Whatever may have been the situation prior to 1933, since that date there can have been no serious doubt in view of the legislative changes made that year in section 397 of the Code of Civil Procedure. From 1872 until 1933 section 397 declared that ‘the court may * * * change the place of trial in the following cases: 1. When the county designated in the complaint is not the proper county; * * *.’ In 1933 ‘court’ was substituted for ‘county’ so that subdivision (1) of the section now reads ‘When the court designated in the complaint is not the proper court.’ That quite logically characterizes an order transferring a cause from one court to another (at least when predicated upon lack of jurisdiction in the former and possession of jurisdiction in the latter) as ‘an order * * * changing * * * the place of trial’ as used in section 963 of the code, and thus an appealable order. These are factors which, it would seem, were not brought to the attention of the court in Arganbright v. Good, 46 Cal.App.2d Supp. 877, 116 P.2d 186.

Plaintiff discusses at some length the question whether or not Lelah Muller, by filing an answer after the rendition of an order dismissing the complaint as to her, waived the dismissal and reentered the case as a party-defendant.
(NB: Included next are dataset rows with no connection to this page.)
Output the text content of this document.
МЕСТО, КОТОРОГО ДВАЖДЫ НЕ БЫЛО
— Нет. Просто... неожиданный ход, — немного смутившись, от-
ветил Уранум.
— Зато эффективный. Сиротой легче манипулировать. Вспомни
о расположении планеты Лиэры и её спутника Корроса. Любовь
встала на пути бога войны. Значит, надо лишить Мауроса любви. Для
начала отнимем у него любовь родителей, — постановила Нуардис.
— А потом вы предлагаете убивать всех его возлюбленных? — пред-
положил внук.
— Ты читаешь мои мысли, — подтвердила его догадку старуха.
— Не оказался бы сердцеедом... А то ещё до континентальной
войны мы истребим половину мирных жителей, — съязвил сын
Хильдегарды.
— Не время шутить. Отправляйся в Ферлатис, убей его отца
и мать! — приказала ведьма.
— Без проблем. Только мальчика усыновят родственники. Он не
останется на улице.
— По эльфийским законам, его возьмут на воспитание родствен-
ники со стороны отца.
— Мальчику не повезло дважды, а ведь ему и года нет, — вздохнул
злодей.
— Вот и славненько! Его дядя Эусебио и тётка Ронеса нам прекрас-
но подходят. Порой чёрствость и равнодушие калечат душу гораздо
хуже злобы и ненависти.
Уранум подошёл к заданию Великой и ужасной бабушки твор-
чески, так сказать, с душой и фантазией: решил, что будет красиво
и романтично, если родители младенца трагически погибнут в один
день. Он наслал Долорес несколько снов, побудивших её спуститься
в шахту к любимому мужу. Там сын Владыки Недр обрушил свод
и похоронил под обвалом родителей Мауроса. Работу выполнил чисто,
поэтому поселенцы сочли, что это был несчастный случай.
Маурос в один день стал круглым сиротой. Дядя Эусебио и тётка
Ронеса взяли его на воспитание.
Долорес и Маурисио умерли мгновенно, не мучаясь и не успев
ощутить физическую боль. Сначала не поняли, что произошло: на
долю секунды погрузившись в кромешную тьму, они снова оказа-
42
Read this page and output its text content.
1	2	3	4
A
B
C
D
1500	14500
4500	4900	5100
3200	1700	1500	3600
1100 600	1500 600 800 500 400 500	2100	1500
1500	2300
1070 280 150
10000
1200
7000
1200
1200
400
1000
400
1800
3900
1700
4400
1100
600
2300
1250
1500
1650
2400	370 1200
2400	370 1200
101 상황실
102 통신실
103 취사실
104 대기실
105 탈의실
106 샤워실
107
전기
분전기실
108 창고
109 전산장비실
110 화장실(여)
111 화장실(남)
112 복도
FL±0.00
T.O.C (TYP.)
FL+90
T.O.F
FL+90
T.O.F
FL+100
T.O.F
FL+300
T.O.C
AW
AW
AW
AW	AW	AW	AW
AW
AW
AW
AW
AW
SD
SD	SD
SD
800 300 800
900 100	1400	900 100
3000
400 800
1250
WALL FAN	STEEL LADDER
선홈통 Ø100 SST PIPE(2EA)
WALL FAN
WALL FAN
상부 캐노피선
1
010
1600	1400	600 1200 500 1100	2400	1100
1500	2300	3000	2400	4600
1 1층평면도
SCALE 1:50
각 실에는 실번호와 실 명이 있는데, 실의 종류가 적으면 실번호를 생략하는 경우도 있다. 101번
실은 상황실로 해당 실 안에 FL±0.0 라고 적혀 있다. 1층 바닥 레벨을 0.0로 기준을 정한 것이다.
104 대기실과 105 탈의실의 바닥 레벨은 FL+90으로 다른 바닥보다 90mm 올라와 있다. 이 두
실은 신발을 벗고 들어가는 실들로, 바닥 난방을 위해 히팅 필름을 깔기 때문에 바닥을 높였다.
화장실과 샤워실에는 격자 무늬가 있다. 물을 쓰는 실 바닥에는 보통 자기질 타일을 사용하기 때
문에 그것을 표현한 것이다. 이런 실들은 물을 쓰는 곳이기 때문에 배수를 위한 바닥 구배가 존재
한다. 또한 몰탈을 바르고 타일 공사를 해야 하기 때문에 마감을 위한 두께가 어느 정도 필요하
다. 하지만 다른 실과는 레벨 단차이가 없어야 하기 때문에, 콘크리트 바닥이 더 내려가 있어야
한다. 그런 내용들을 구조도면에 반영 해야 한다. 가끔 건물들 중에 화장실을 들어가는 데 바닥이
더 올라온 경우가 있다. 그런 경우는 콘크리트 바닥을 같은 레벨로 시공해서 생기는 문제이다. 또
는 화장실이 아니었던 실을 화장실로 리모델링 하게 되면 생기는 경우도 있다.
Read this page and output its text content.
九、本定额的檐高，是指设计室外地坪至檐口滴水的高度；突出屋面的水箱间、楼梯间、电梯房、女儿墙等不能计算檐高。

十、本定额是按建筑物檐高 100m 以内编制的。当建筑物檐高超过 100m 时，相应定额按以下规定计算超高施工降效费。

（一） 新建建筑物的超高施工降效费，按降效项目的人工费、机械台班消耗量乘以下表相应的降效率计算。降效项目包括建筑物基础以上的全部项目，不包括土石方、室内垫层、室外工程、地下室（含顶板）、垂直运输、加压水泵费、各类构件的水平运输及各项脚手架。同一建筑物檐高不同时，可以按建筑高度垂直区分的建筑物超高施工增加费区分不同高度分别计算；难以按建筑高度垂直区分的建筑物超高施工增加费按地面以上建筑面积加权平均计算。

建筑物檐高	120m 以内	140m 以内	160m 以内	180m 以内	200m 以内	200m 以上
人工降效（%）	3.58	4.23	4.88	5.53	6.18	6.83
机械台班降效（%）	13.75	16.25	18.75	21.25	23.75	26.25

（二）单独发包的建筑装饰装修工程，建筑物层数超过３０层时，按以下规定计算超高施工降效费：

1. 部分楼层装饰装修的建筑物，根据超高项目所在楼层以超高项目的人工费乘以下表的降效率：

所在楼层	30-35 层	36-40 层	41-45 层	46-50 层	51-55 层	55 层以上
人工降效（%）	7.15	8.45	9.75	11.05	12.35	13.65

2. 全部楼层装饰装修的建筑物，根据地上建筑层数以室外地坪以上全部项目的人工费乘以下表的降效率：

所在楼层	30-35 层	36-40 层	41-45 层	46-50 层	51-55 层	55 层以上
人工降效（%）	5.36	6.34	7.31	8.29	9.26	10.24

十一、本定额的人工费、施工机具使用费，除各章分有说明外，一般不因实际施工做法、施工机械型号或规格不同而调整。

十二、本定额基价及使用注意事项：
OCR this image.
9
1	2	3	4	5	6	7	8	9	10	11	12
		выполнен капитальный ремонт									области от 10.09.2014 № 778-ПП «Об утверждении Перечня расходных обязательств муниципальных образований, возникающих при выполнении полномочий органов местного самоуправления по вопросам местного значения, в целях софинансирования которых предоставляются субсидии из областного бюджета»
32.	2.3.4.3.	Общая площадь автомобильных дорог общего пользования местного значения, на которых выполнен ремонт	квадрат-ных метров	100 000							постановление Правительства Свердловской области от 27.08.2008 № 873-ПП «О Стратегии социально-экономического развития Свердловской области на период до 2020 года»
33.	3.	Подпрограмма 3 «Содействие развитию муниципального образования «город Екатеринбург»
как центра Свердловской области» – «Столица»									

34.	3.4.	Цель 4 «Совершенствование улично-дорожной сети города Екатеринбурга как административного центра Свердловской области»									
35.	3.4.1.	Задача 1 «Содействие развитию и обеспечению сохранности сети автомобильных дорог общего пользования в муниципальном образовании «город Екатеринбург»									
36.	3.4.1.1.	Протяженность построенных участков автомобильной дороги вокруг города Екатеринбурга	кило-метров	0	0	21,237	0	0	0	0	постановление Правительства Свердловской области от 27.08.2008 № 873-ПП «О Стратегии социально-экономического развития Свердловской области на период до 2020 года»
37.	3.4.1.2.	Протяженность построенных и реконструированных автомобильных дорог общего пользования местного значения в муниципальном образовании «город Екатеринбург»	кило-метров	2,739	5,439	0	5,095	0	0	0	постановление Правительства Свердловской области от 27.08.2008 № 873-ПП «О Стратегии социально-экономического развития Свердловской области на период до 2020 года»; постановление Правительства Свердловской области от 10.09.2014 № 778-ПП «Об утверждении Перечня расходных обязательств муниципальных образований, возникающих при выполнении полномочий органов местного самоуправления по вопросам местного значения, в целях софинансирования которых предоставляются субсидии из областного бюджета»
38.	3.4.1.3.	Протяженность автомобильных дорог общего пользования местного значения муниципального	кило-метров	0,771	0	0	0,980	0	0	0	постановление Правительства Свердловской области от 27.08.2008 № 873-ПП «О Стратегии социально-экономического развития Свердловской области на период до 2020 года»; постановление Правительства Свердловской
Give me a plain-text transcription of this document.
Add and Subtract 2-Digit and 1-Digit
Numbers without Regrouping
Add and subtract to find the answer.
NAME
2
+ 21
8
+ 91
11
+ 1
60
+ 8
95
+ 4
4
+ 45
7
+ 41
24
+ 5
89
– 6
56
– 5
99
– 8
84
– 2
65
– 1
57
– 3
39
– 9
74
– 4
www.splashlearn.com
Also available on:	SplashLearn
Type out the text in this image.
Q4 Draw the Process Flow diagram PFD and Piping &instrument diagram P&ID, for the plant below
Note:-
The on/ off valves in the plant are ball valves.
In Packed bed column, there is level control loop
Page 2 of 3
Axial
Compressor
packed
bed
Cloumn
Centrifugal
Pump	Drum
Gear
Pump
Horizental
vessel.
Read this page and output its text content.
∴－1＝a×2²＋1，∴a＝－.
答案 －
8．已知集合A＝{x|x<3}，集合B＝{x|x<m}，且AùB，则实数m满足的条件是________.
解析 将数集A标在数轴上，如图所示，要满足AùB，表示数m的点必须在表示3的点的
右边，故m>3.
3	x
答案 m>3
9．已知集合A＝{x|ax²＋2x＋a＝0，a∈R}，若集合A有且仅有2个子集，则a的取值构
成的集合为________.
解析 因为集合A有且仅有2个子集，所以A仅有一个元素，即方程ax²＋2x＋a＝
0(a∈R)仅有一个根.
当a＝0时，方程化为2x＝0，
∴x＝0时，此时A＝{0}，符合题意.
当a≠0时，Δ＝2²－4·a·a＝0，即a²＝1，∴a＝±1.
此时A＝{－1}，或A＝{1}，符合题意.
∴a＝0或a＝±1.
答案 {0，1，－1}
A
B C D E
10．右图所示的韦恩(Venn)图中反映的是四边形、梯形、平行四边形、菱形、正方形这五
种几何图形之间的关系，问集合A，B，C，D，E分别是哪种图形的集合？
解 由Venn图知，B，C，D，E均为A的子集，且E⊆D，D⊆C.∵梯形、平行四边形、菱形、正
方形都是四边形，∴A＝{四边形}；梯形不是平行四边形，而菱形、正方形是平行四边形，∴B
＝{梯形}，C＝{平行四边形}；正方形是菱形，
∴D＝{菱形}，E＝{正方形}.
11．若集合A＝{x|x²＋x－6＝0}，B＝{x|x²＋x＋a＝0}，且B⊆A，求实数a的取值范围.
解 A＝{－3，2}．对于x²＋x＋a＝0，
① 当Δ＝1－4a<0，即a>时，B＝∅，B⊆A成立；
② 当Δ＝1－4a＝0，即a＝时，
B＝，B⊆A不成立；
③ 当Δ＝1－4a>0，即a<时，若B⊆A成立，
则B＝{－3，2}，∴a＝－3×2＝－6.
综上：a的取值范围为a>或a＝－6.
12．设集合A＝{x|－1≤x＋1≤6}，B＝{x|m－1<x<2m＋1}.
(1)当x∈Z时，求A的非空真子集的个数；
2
However, that question is not pertinent to any of the issues upon this appeal.

The order is reversed.

FOOTNOTES

1.  In this regard the settled statement declares: ‘* * * the case came on for trial before a jury in said court, all necessary parties being present. During the first hour of said trial and during the voir dire examination of prospective jurors, counsel for the defendants, Charles Reagh, stated that he desired to make a motion to the court. Judge Dematteis stated that he would hear the motion in his chambers at the first recess. Thereafter, at the first recess, in the absence of the jury and before the jury was impaneled, Charles Reagh moved that the case be transferred to the Municipal Court * * * on the ground that the Superior Court did not have jurisdiction to try the case because under the complaint on file herein no possible judgment could be obtained which was within the jurisdiction of the Superior Court * * * After argument thereon * * * the court ruled that it did not have jurisdiction * * *' and thereupon granted the motion for transfer.

FRED B. WOOD, Justice.

PETERS, P. J., and BRAY, J., concur.